Le gibier d’eau migrateur - notamment les canards sauvages - constitue le réservoir naturel des virus de la grippe aviaire. Ces oiseaux sont aussi les plus résistants à l’infection. Les volailles domestiques, poulets et dindes notamment, sont particulièrement sensibles aux épidémies de grippe rapidement mortelle.

Le contact direct ou indirect entre les oiseaux domestiques et le gibier d’eau migrateur a souvent été à l’origine des épidémies. Les marchés d’oiseaux vivants ont joué également un rôle important dans la propagation.

Des recherches récentes ont montré que des virus faiblement pathogènes peuvent, parfois après avoir circulé peu de temps dans une population de volailles, muter et devenir hautement pathogènes. Au cours de l’épidémie de 1983-1984 aux Etats-Unis d’Amérique, le virus H5N2, peu mortel au départ, est devenu hautement pathogène en six mois, avec un taux de mortalité avoisinant les 90 %. Pour endiguer cette épidémie, il a fallu sacrifier plus de 17 millions d’oiseaux et dépenser près de US $65 millions. Au cours d’une épidémie de 1999 à 2001 en Italie, le virus H7N1, faiblement pathogène à l’origine, a muté en 9 mois. Plus de 13 millions de volailles sont mortes ou ont été abattues.

La mise en quarantaine des élevages contaminés et la destruction des volailles infectées ou potentiellement exposées sont les mesures classiques de lutte qui visent à éviter la propagation à d’autres fermes et l’installation du virus dans les populations de volailles d’un pays. En dehors de leur forte contagiosité, les virus grippaux aviaires se transmettent facilement d’une ferme à l’autre par des moyens mécaniques : matériel, véhicules, aliments, cages ou vêtements contaminés. Les virus hautement pathogènes peuvent survivre longtemps dans l’environnement, notamment si la température est basse. Des mesures sanitaires rigoureuses appliquées aux fermes peuvent néanmoins assurer une certaine protection.

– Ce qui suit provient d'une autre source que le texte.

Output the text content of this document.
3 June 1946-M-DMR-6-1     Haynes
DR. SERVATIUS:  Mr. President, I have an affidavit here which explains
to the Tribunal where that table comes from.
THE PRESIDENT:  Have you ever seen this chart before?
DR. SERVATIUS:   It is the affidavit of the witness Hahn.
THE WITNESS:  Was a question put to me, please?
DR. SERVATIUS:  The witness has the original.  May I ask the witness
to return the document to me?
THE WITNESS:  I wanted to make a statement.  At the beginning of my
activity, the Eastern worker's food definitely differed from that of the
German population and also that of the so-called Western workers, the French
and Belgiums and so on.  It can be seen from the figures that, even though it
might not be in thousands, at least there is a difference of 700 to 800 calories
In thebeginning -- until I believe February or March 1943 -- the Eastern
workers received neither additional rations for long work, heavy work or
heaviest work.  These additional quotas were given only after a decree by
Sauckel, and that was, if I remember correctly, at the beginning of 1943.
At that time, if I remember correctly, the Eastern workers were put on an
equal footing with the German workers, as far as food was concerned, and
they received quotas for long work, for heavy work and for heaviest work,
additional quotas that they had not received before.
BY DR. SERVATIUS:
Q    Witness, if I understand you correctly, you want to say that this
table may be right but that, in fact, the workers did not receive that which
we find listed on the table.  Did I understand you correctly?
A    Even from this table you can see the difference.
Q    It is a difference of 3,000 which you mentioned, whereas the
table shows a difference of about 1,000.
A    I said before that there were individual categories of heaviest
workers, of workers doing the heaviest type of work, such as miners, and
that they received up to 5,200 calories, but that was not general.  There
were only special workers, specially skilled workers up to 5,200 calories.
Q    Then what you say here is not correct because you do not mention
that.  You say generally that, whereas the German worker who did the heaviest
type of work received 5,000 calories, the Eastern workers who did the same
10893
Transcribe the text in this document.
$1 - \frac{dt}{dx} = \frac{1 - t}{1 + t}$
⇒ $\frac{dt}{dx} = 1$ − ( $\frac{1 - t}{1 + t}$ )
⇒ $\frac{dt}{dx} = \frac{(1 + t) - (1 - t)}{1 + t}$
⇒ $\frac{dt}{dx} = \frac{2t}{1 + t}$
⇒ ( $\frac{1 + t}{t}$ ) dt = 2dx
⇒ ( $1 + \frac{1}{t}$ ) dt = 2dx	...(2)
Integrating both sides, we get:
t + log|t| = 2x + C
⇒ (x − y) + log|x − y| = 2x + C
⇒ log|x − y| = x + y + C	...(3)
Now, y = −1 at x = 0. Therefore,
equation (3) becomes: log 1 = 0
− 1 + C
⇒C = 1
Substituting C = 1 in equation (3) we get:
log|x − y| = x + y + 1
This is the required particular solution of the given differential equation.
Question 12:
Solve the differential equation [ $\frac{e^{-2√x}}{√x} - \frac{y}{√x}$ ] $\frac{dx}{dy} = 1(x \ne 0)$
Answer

Si des mesures de lutte ne sont pas prises rapidement en s’appuyant sur une surveillance de qualité, les épidémies peuvent durer pendant des années. Une épidémie de virus H5N2 a ainsi commencé au Mexique en 1992. Faiblement pathogène au départ, elle a évolué vers une forme entraînant une mortalité élevée et n’a pas été endiguée avant 1995.